Im Schnitt hat Hooß in den vergangene­n 33 Jahren am Tag über 20 Kilometer abgespult, hat er ausgerechn­et. Selbstvers­tändlich ist die hohe Belastung für den inzwischen 59-Jährigen spürbar. „Ich merke an meinem Körper, dass ich schon lange laufe. Mein Knie wird leicht dick, ich kann keine Kniebeugen mehr machen. Ich komme langsam an meine Grenzen“, gibt Hooß zu. Und während er über 42,195 Kilometer immer noch unfassbar schnell ist, fallen ihm alltäglich­e Handlungen wie beispielsw­eise von der Couch in die Küche zu gehen, durchaus schwerer als noch vor einigen Jahren.

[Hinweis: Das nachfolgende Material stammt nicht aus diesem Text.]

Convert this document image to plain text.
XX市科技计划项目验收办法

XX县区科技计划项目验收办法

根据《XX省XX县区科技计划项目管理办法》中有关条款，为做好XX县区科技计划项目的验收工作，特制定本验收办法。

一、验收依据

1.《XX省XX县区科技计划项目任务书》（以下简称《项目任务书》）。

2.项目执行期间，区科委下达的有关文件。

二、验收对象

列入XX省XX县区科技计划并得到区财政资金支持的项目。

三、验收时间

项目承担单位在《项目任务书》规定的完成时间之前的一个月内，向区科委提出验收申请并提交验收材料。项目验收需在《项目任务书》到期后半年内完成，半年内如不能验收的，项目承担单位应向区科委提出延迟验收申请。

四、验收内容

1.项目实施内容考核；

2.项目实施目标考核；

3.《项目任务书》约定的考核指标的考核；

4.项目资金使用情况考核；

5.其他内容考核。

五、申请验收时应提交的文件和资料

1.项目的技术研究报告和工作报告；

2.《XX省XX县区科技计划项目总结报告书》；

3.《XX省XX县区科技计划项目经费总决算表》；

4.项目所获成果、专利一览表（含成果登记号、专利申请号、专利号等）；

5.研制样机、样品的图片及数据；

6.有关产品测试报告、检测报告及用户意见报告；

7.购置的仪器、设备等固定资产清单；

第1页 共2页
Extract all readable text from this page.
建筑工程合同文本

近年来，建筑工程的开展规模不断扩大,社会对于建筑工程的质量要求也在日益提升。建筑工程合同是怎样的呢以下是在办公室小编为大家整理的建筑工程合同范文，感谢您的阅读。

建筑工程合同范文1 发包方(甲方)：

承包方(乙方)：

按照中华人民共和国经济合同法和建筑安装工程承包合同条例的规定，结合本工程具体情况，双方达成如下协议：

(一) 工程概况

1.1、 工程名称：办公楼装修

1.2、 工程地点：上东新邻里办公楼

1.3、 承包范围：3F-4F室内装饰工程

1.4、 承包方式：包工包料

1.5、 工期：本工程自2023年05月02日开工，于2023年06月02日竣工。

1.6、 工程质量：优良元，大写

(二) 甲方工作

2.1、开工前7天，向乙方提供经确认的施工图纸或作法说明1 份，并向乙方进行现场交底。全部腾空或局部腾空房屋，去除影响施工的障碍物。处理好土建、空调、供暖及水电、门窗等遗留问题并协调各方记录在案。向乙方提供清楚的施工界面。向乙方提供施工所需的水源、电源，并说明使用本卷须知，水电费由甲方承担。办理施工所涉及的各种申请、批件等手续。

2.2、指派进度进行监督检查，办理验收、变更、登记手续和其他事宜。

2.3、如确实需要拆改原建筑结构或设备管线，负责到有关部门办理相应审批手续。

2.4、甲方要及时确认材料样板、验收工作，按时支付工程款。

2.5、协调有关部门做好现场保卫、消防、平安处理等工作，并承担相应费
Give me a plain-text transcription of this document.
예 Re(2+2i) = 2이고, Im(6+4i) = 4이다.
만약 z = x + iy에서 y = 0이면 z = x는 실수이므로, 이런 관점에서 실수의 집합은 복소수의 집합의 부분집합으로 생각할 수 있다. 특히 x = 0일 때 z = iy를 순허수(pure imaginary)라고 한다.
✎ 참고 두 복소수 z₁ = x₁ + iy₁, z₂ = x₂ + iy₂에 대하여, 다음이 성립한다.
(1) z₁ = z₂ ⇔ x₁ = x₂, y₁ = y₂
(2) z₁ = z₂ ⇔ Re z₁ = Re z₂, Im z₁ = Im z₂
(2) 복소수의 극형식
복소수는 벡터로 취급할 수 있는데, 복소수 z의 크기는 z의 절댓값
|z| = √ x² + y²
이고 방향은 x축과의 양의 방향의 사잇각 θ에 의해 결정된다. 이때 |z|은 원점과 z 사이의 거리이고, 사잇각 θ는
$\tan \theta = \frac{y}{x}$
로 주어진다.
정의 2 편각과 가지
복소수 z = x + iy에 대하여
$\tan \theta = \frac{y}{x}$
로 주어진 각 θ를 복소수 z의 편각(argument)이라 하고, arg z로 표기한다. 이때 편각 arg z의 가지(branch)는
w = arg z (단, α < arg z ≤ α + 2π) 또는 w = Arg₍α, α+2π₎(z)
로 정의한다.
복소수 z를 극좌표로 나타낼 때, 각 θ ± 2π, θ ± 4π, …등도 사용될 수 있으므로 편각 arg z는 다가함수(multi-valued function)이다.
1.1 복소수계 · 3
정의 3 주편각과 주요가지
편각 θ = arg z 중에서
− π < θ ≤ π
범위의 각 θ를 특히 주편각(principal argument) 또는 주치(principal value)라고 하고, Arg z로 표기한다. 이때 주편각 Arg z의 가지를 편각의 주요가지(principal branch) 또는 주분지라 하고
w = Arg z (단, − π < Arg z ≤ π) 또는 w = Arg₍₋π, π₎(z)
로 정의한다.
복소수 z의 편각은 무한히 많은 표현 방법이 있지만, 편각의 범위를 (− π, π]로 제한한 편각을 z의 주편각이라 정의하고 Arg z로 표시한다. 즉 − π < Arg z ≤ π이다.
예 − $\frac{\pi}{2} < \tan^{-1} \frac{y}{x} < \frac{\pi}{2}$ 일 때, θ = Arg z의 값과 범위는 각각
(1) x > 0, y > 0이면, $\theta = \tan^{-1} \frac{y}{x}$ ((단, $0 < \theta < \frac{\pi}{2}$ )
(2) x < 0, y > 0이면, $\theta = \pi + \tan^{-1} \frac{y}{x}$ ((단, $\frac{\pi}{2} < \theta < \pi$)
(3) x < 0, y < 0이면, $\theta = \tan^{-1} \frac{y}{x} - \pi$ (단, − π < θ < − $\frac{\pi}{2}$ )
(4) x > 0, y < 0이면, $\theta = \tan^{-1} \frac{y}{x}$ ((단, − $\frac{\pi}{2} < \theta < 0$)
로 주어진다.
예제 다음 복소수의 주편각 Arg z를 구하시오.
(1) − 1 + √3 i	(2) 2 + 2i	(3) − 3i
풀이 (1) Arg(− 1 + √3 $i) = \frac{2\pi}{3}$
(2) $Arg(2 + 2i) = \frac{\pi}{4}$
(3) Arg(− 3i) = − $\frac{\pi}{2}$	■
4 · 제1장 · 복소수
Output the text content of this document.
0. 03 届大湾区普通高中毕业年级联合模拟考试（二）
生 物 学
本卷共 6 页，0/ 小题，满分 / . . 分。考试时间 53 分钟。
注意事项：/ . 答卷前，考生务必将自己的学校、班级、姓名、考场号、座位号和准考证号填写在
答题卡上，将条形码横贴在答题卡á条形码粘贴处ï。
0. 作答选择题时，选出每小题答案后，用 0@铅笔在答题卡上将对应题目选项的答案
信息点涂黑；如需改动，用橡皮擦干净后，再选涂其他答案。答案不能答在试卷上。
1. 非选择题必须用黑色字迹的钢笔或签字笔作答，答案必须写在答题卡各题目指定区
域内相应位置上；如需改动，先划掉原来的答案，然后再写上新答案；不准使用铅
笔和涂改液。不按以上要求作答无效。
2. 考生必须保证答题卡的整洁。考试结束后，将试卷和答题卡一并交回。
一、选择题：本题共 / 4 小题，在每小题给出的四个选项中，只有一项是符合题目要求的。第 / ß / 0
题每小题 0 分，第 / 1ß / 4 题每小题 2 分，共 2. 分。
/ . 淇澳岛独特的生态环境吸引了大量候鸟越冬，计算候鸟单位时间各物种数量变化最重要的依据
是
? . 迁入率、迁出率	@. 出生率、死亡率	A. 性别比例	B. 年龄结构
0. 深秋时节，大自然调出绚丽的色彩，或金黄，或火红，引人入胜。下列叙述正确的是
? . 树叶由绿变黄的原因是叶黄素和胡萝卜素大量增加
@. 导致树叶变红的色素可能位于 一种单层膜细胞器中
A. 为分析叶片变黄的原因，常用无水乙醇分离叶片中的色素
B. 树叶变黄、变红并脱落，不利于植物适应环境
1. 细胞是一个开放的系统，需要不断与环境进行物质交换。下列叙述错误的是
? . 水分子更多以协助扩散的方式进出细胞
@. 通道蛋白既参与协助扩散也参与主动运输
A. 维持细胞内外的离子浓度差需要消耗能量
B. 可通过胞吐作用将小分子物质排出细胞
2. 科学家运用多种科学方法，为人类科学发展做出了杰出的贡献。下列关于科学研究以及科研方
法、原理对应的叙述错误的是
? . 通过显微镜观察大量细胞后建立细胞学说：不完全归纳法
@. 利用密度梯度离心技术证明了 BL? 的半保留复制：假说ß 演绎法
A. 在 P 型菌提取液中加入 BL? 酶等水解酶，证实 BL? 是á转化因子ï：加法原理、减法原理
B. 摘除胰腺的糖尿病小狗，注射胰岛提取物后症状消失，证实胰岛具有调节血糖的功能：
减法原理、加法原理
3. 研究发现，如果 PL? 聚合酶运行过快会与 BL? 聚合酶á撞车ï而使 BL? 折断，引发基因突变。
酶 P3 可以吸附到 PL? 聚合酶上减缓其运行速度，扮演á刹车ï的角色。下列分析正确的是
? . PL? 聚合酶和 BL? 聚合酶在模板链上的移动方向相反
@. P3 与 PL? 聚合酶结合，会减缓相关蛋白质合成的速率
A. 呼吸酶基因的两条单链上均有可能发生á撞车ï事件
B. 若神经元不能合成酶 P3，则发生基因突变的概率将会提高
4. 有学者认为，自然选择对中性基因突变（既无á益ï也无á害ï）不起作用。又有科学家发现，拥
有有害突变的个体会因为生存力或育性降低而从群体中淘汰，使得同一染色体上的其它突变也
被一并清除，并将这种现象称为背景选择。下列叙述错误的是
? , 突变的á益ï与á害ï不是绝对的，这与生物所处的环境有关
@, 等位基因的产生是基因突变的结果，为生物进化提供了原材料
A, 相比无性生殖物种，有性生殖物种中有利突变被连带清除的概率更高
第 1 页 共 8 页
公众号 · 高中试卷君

Nach diesem Jahr möchte Hooß den Leistungss­port hinter sich lassen. „Trotzdem heißt das nicht, dass ich dann an keinen Wettkämpfe­n mehr teilnehmen werde“, sagt er. Er werde, wenn er sich gut fühlt, an den Start gehen. Und dabei sein Bestes geben. Dass das absolut möglich ist, hat Hooß in den vielen Jahren zur Genüge bewiesen. Und das Laufband im Trainingsr­aum wird auch noch weiter auf Hochtouren laufen.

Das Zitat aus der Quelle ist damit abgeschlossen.